PCI Benefit in Angina Clarified in New ORBITA-2 Analysis
PARIS — After the first major prospective study to associate percutaneous intervention (PCI) with symptom relief in stable angina captured international attention, a new analysis of the sham-controlled trial is back in the news showing that it is not necessarily patients with ischemia who respond.
"Symptoms — not the severity of disease — is what powerfully predicts the clinical benefit from PCI," Florentina A. Simadar, MD, a cardiologist with the Imperial College London, United Kingdom, reported at the Congress of the European Association of Percutaneous Coronary Interventions (EuroPCR) 2024.
According to the new results, "the more typical the clinical angina symptoms, the greater the likelihood of angina reduction following PCI," she explained.
Although the anatomical severity of coronary disease has provided the rationale for revascularization even among patients with silent ischemia, this new analysis of data from the ORBITA-2 trial has revealed that lesions are not a useful way to predict symptom relief, she pointed out.
This secondary analysis, presented at EuroPCR and simultaneously published in the Journal of the American College of Cardiology, is the latest step toward understanding the relationship between revascularization and symptom control.
The First ORBITA
In ORBITA, the first of these studies by the same group, PCI was evaluated on top of anti-anginal therapy and was shown to have little effect on exercise time or angina symptom control. However, that study was not sham-controlled.
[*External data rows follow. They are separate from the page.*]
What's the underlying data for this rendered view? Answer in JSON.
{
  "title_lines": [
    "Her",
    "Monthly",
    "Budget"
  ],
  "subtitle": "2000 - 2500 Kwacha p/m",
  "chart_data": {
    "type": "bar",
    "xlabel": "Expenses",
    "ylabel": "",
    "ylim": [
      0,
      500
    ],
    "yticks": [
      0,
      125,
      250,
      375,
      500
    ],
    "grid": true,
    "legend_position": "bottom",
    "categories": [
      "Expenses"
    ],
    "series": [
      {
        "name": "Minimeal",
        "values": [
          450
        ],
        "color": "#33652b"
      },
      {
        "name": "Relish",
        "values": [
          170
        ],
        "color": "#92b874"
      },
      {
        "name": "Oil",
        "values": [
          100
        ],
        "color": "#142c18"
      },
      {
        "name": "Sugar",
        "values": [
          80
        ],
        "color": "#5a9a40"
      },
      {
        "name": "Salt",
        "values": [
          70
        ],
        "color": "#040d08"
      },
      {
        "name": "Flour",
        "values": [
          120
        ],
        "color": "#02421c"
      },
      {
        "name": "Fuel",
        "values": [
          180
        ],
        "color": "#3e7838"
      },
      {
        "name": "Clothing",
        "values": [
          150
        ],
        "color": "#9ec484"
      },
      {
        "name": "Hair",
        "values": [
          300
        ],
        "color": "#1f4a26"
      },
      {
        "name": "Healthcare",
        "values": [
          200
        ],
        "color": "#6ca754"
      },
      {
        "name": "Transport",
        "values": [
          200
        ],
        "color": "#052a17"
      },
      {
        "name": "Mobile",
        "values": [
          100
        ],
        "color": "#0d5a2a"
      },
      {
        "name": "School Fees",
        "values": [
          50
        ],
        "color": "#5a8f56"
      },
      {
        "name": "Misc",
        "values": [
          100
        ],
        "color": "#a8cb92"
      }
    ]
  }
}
In the double-blind sham-controlled ORBITA-2 trial, patients with stable angina were evaluated when they were off antianginal therapy. At the end of 12 weeks, the mean daily angina score in the PCI group was half the score in the placebo group, a result associated with a more than twofold increase in the odds ratio (OR) of a reduction in angina (OR, 2.21; P < .001).
Despite the secondary analysis providing compelling evidence that PCI can reduce the burden of angina, nearly 60% of treated patients still reported symptoms. These symptoms persisted despite a revascularization that achieved nearly complete resolution of ischemia.
The goal of the secondary analysis was to evaluate the source of the residual angina and the heterogeneity of response based on pre-PCI variables and symptom stratification. The "surprising" finding was that there was very little relationship between the nature and severity of symptoms and the physiological severity of ischemia, Simadar said.
Rather, the predictors were a positive response to the Rose angina questionnaire and typical guideline-based angina. The Rose questionnaire captures a classic angina presentation of pain on exertion, such as climbing stairs, that resolves after 10 minutes or so of rest. The pain must also be localized in the sternum, the left chest, the left arm, or any combination of the three.
Rose Questionnaire Predicts Benefits
Guideline-based angina is defined traditionally as chest discomfort induced by physical exertion that is rapidly relieved with nitroglycerin.
"There was little relationship" between angina defined by these criteria and anatomical disease severity measured with quantitative coronary angiography, or between angina and the severity of ischemia measured with stress echocardiography, fractional flow reserve, and instantaneous wave-free ratio, Simadar reported.
These findings fundamentally alter the goal of revascularization performed to relieve angina. It has been reasonably thought for decades that stenotic lesions were the source of symptoms and that relieving the obstruction would relieve the angina. This secondary analysis of ORBITA-2 data explains why this is not true.
If the symptoms are not consistent with Rose angina or guideline-defined angina, "they may not be cardiac in origin," Simadar said. This explains why the relief of stenosis does not always relieve symptoms.
These data have the potential to fundamentally revise how and when PCI will be performed to relieve symptoms in patients with stable angina. The data suggest that an individualized approach to PCI might be needed to screen for the nature and type of symptoms, rather than the extent or severity of the disease, she added.
Findings Not Wholly Unexpected
The findings are not a complete surprise, according to Robert Yeh, MD, professor of medicine at the Harvard Medical School and interventional cardiologist at Beth Israel Deaconess Medical Center, Boston. Clinicians have intuitively understood that baseline symptoms rather than extent of ischemia seem to be a better predictor of benefit from PCI, said Yeh, who is one of two co-authors of an accompanying editorial.
"The findings do suggest that greater focus on ascertaining the quality of the patient's symptoms, rather than anatomical or physiological measures, could improve shared decision-making" about whether PCI is an appropriate step, Yeh and his fellow editorialist, Christina Lalani, MD, cardiology fellow at Beth Israel Deaconess Medical Center, wrote.
Although ORBITA-2 was the first randomized placebo-controlled trial to demonstrate angina relief in patients with stable angina, the secondary analysis reveals that the story is more nuanced. It explains that the high rate of residual angina was confined to patients with atypical angina, and these patients do not respond to revascularization.
This secondary analysis of data from the ORBITA-2 study will require validation, as will the optimal methods of characterizing symptoms in patients with stable angina to identify PCI candidates.
Evidence-based strategies for personalized and targeted care are "critical" for turning these data into new standards for the selection of stable angina patients for PCI, Leh stated.